Quand la magie du camping opère… On a toujours eu des supers voisins (dédicace à Nico et Corinne) et c’est aussi le cas en camping. A Kaş, nous sympathisons donc avec nos voisins : Eigine, un médecin turc en caravane et Ralph, un pré retraité allemand, en voyage moto itinérant au long cours. A 18h, Eigine nous dit : « venez tous à table, j’ai fait à manger pour tout le monde. » On est le 8 mai et on ne peut s’empêcher de se dire en trinquant à l’apéro : »la guerre, quelle sombre idiotie ». Ralph renonce à voyager en Iran à cause des tensions avec Israël (soutenue par l’Allemagne et la France) et nous, avons renoncé à traverser la Russie (nous voulions rejoindre la Mongolie via l’Europe du Nord et la Russie lors de notre projet initial). Deux pays et deux peuples que nos enfants découvrirons sûrement quand la folie de la guerre sera passée. Bref !

On passe une excellente soirée, tout le monde se régale et l’on perfectionne notre culture culinaire turque. Le lendemain, Eigine appelle Antoine : « viens, on va faire des hamburgers ». Les filles, elles, ont adopté la caravane. Et là, sous nos yeux ahuris, il commence à vider sa caravane et à nous donner au moins 4kgs de nourriture, casquette, bouilloire, lunettes de soleil, lampes extérieures, couteau et on en passe… Antoine pousse des : »waouh, non mais c’est diiiiiingue, non mais, non mais, non mais,… », s’extasiant devant tous ces objets (on pensait l’habituer à vivre avec l’essentiel, ce n’est pas tout à fait gagné !). On remercie chaleureusement Eigine et évidemment on lui dit : « c’est adorable mais nous sommes à vélo et tu sais, on a besoin de rien. Nous avons déjà fait un colis pour la France de 5 kg de cadeaux reçus durant ces deux mois en Turquie la semaine dernière car nous étions trop lourds ». La sentence tombe : « Si vous refusez, je vais être très vexé ». « OK, on ne va pas se fâcher mais tout ne rentre pas dans les sacoches, Eigine, peut-être que la casquette suffit ? ». Rien à faire ; aucune négociation possible… Il vérifie que nous prenons tout et c’est très très lourd. Mais c’est avec le sourire d’avoir croisé sa route que nous prenons le chemin pour le ferry nous amenant à Katellorizo, petite île grecque. Nous avons donc toujours ta bouilloire avec nous, sois en rassuré !

L’aventurière en herbe

Bonjour à tous,

Je viens de fêter mes 15 mois et je me suis dit que vous seriez peut-être content d’avoir de mes nouvelles ! Je vais continuer à tout vous raconter :

Niveau vestimentaire : depuis que j’ai quitté le Mexique, je dois être habillée. Aimant vivre en couche, je le fais savoir à mes parents en hurlant dès qu’ils me mettent un pantalon, une polaire ou des chaussettes. Comme ça, ils vont se débrouiller pour me retrouver du soleil au lieu de la neige ! Et dès que je peux, je suis toute nue et surtout sans chaussures.

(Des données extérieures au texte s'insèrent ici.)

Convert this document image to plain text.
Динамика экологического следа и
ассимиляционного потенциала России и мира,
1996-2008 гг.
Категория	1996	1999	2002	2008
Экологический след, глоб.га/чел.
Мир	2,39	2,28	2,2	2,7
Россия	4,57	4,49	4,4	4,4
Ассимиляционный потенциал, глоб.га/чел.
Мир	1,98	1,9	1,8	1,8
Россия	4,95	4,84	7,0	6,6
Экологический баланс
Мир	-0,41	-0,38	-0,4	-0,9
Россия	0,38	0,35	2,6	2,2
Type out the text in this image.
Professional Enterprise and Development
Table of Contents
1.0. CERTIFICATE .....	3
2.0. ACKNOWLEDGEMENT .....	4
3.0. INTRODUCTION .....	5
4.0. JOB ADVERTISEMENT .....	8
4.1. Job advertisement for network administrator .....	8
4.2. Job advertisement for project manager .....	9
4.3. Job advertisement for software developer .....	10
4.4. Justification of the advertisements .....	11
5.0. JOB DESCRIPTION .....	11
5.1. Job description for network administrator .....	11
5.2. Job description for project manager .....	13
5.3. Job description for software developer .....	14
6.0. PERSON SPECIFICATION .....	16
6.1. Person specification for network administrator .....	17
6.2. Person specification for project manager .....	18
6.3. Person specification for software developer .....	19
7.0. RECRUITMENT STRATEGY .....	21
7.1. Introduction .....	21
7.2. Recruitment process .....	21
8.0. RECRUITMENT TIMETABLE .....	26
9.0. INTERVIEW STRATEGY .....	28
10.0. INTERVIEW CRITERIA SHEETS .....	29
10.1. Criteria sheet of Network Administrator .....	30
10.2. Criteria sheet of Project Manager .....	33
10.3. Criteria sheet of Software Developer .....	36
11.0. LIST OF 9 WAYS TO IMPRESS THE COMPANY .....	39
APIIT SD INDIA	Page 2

Niveau couches : les couches lavables battaient leur plein en Amérique Centrale, cela séchait en un tour de main. Et bien, depuis notre arrivée en Turquie, elles sont au fond de ma sacoche. Couches jetables à 100% et lingettes 100% non écolo… la famille n’en est pas très fière mais difficile de faire autrement avec la météo. 

Niveau transport vélo : je suis dans ma remorque pour les siestes (que nous avons changée pour la marque Thule et qui me convient beaucoup mieux). Je me permet d’hurler pendant 2 minutes à chaque fois que mes parents me mettent dedans pour la sieste, ça fait toujours son petit effet quand nos hôtes me voient pleurer : « oooh la pauvre ». Et je m’endors 50 mètres plus loin… Quand je me réveille, j’ai toujours une petite minute où j’observe mon environnement, aucun repère hormis les 4 êtres humains m’entourant au quotidien.

Et puis lorsque je suis réveillée et que l’on doit encore rouler, je suis sur le siège avant avec Papa. Je fais coucou à tout le monde, comme la reine d’Angleterre. Succès garanti : les gens s’arrêtent et m’offrent des sucettes. Je leur envoie un petit bisou et hop on repart ! Mon frère et ma sœur sont dégoûtés car parfois je suis la seule à recevoir des petites sucreries.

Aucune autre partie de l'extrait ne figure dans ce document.